There are no bowling balls, and no 20-foot drop. But Japan's National Agency for Automotive Safety and Victim Aid does what's called a pedestrian head protection performance test. It's designed to measure the force someone's head would absorb if a car hit them.

This involves firing a carefully calibrated hemisphere-shaped device (so, more like half of a bowling ball) at the hood and windshield. The device records the force. A graphic from the agency's website shows the largest head impactor is 4.5 kilograms, or about 10 pounds.

So, the details about a bowling ball, the weight and the height of the drop are all wrong.

But those details aside, Trump also got the purpose and nature of the test totally wrong.

When he said, "If the hood dents, then the car doesn't qualify," that would be a test of the strength of the hood.

In contrast, the test is all about a person's head and the force it has to absorb in an accident.

"It's the complete opposite," said Sean Kane, president of Safety Research and Strategy, a private firm that studies vehicle and consumer product safety.

In fact, the more a hood dents or flexes, the better it is for the head of the unlucky pedestrian.

"It's akin to any other type of crash," Kane said. "You look at cars today, and the impact damage to cars is much greater. There's a lot of crush, but that's to absorb the energy and keep it away from people."

A biomedical engineering dissertation from Wayne State University made the same point: "To lower head injury criterion, two main principles are necessary: provision of sufficient deformation space and provision of a low stiffness of the impacted vehicle body parts."

However, Trump got one element correct. American cars sold in Japan, at least all models made this decade, have to meet the Japanese safety standard. So Trump was correct that this is a hurdle for American carmakers.

It's worth noting that Europe has a similar standard. In the early 2000s, the problem of cars hitting pedestrians was worse in Europe and Japan than in the United States. In Japan, for example, 27 percent of all traffic fatalities were pedestrians hit by cars. In the United States, it was 13 percent.
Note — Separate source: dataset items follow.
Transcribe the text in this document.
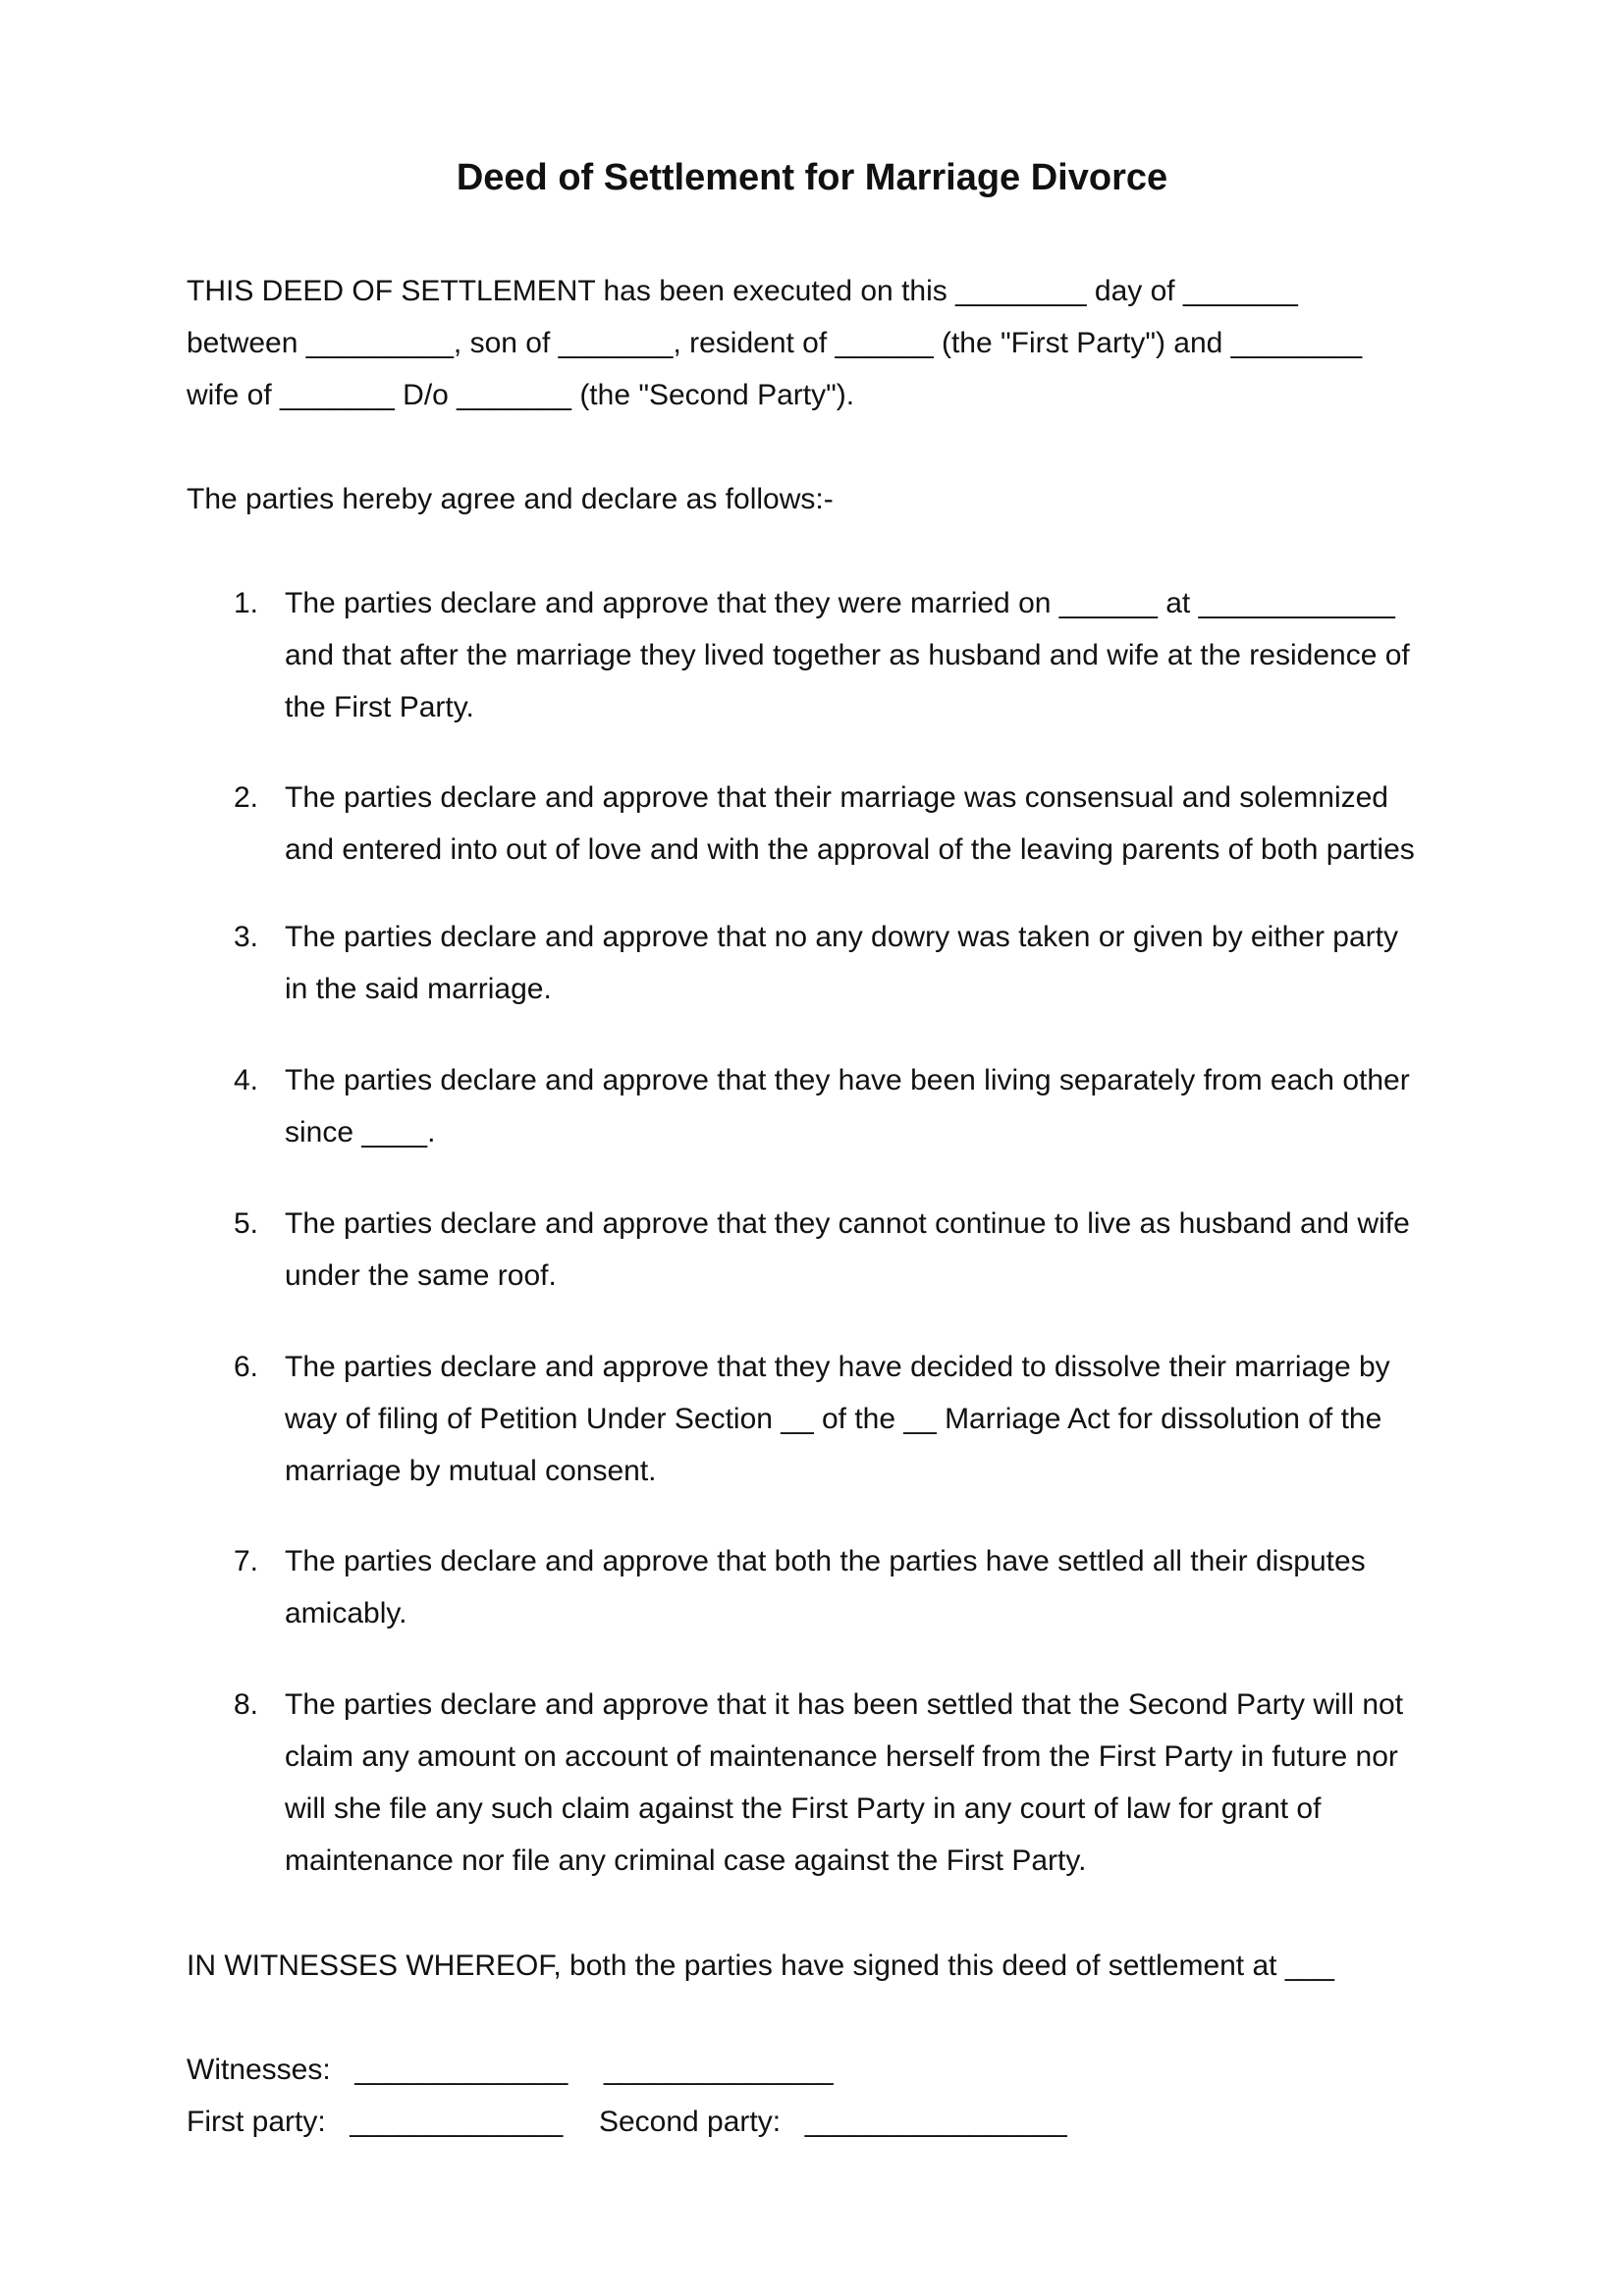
Deed of Settlement for Marriage Divorce
THIS DEED OF SETTLEMENT has been executed on this ________ day of _______
between _________, son of _______, resident of ______ (the "First Party") and ________
wife of _______ D/o _______ (the "Second Party").
The parties hereby agree and declare as follows:-
1. The parties declare and approve that they were married on ______ at ____________
and that after the marriage they lived together as husband and wife at the residence of
the First Party.
2. The parties declare and approve that their marriage was consensual and solemnized
and entered into out of love and with the approval of the leaving parents of both parties
3. The parties declare and approve that no any dowry was taken or given by either party
in the said marriage.
4. The parties declare and approve that they have been living separately from each other
since ____.
5. The parties declare and approve that they cannot continue to live as husband and wife
under the same roof.
6. The parties declare and approve that they have decided to dissolve their marriage by
way of filing of Petition Under Section __ of the __ Marriage Act for dissolution of the
marriage by mutual consent.
7. The parties declare and approve that both the parties have settled all their disputes
amicably.
8. The parties declare and approve that it has been settled that the Second Party will not
claim any amount on account of maintenance herself from the First Party in future nor
will she file any such claim against the First Party in any court of law for grant of
maintenance nor file any criminal case against the First Party.
IN WITNESSES WHEREOF, both the parties have signed this deed of settlement at ___
Witnesses: _____________ ______________
First party: _____________ Second party: ________________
"The head impact test is a standardized test and has been there for many years," said Pankaj Mallick, professor of mechanical engineering at the University of Michigan at Dearborn. "Our car companies are very much aware of this, but at this time, there are no National Highway Traffic Safety Administration requirements to do this test for qualification of a car hood."

Kane noted that the United States stands out for having lower safety standards than Europe and Japan.

"If U.S. carmakers wanted to make safer cars, they could sell them in both markets," he said. "If they don't, that's a business decision."

Trump's understanding of the test is so far off the mark, we rate this claim False.